Это одно объяснение, почему «борьба с терроризмом» является особой разновидностью войны. Однако есть и второе объяснение, не столь широко обсуждаемое, а именно: поскольку террористы — не враждебная армия, а вооруженная криминальная группировка, за которой не стоит ни одно государство и которая не провозглашает своей родиной ни одну страну, конфликт, в который они нас втянули, в корне отличается от конфликтов между государствами и должен разрешаться в соответствии с иным сводом правил. «Мы не вступаем в переговоры с террористами, так же как не вступаем в переговоры с преступниками».
Для государства вопрос о том, с кем иметь дело, является весьма щекотливым. Силу имеют только договоры, заключенные государством с другими государствами. Как правители этих государств пришли к власти — вопрос вторичный. Любой правитель соперничающего государства, однажды признанный, далее рассматривается как партнер, член лиги.
Я поднялся. Сейчас я вас покину, сказал я, не хочу мешать вам читать. Будь на мне шляпа, я бы ее снял, такой старомодный жест очень подошел бы к случаю.
Погодите, сказала она. Сначала мне хотелось бы узнать, что это будет за книга.
Строго говоря, записи, над которыми я сейчас работаю, — не книга, сказал я, а эссе для книги.

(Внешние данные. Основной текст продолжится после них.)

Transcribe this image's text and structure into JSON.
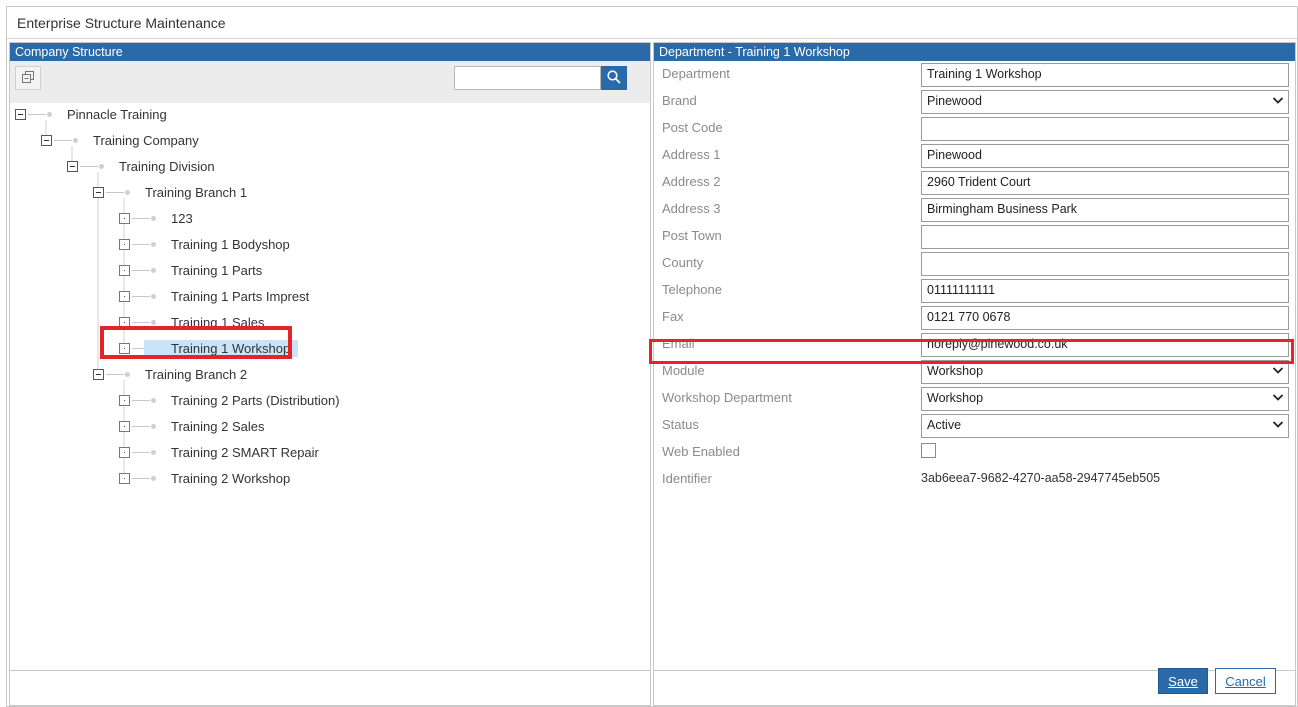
{
  "window": {
    "title": "Enterprise Structure Maintenance"
  },
  "left_pane": {
    "title": "Company Structure",
    "search": {
      "value": "",
      "placeholder": ""
    },
    "tree": [
      {
        "label": "Pinnacle Training",
        "level": 0,
        "expander": "minus"
      },
      {
        "label": "Training Company",
        "level": 1,
        "expander": "minus"
      },
      {
        "label": "Training Division",
        "level": 2,
        "expander": "minus"
      },
      {
        "label": "Training Branch 1",
        "level": 3,
        "expander": "minus"
      },
      {
        "label": "123",
        "level": 4,
        "expander": "dot"
      },
      {
        "label": "Training 1 Bodyshop",
        "level": 4,
        "expander": "dot"
      },
      {
        "label": "Training 1 Parts",
        "level": 4,
        "expander": "dot"
      },
      {
        "label": "Training 1 Parts Imprest",
        "level": 4,
        "expander": "dot"
      },
      {
        "label": "Training 1 Sales",
        "level": 4,
        "expander": "dot"
      },
      {
        "label": "Training 1 Workshop",
        "level": 4,
        "expander": "dot",
        "selected": true
      },
      {
        "label": "Training Branch 2",
        "level": 3,
        "expander": "minus"
      },
      {
        "label": "Training 2 Parts (Distribution)",
        "level": 4,
        "expander": "dot"
      },
      {
        "label": "Training 2 Sales",
        "level": 4,
        "expander": "dot"
      },
      {
        "label": "Training 2 SMART Repair",
        "level": 4,
        "expander": "dot"
      },
      {
        "label": "Training 2 Workshop",
        "level": 4,
        "expander": "dot"
      }
    ]
  },
  "right_pane": {
    "title": "Department - Training 1 Workshop",
    "fields": [
      {
        "label": "Department",
        "type": "text",
        "value": "Training 1 Workshop"
      },
      {
        "label": "Brand",
        "type": "select",
        "value": "Pinewood"
      },
      {
        "label": "Post Code",
        "type": "text",
        "value": ""
      },
      {
        "label": "Address 1",
        "type": "text",
        "value": "Pinewood"
      },
      {
        "label": "Address 2",
        "type": "text",
        "value": "2960 Trident Court"
      },
      {
        "label": "Address 3",
        "type": "text",
        "value": "Birmingham Business Park"
      },
      {
        "label": "Post Town",
        "type": "text",
        "value": ""
      },
      {
        "label": "County",
        "type": "text",
        "value": ""
      },
      {
        "label": "Telephone",
        "type": "text",
        "value": "01111111111"
      },
      {
        "label": "Fax",
        "type": "text",
        "value": "0121 770 0678"
      },
      {
        "label": "Email",
        "type": "text",
        "value": "noreply@pinewood.co.uk"
      },
      {
        "label": "Module",
        "type": "select",
        "value": "Workshop"
      },
      {
        "label": "Workshop Department",
        "type": "select",
        "value": "Workshop"
      },
      {
        "label": "Status",
        "type": "select",
        "value": "Active"
      },
      {
        "label": "Web Enabled",
        "type": "checkbox",
        "checked": false
      },
      {
        "label": "Identifier",
        "type": "readonly",
        "value": "3ab6eea7-9682-4270-aa58-2947745eb505"
      }
    ]
  },
  "footer": {
    "save_label": "Save",
    "cancel_label": "Cancel"
  },
  "colors": {
    "header": "#2b6aa8",
    "selection": "#c9e4f8",
    "highlight": "#e3242b"
  },
  "icons": {
    "collapse_all": "collapse-all-icon",
    "search": "search-icon",
    "dropdown": "chevron-down-icon"
  }
}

Господствующие правила, определяющие тех, кому позволено играть в войну, и тех, кому не позволено, составляются национальными правительствами с учетом собственных интересов; я не знаю ни одного случая, когда бы эти правила выносились на рассмотрение общественности. В сущности, эти правила определяют дипломатию, включая использование вооруженных сил в качестве крайней дипломатической меры, на уровне сугубо межправительственных споров. Нарушение этого метаправила наказывается с особой суровостью. Отсюда и Гуантанамо-бей, не столько лагерь для военнопленных, сколько наглядный пример ужасов, могущих произойти с людьми, которые играли не по правилам.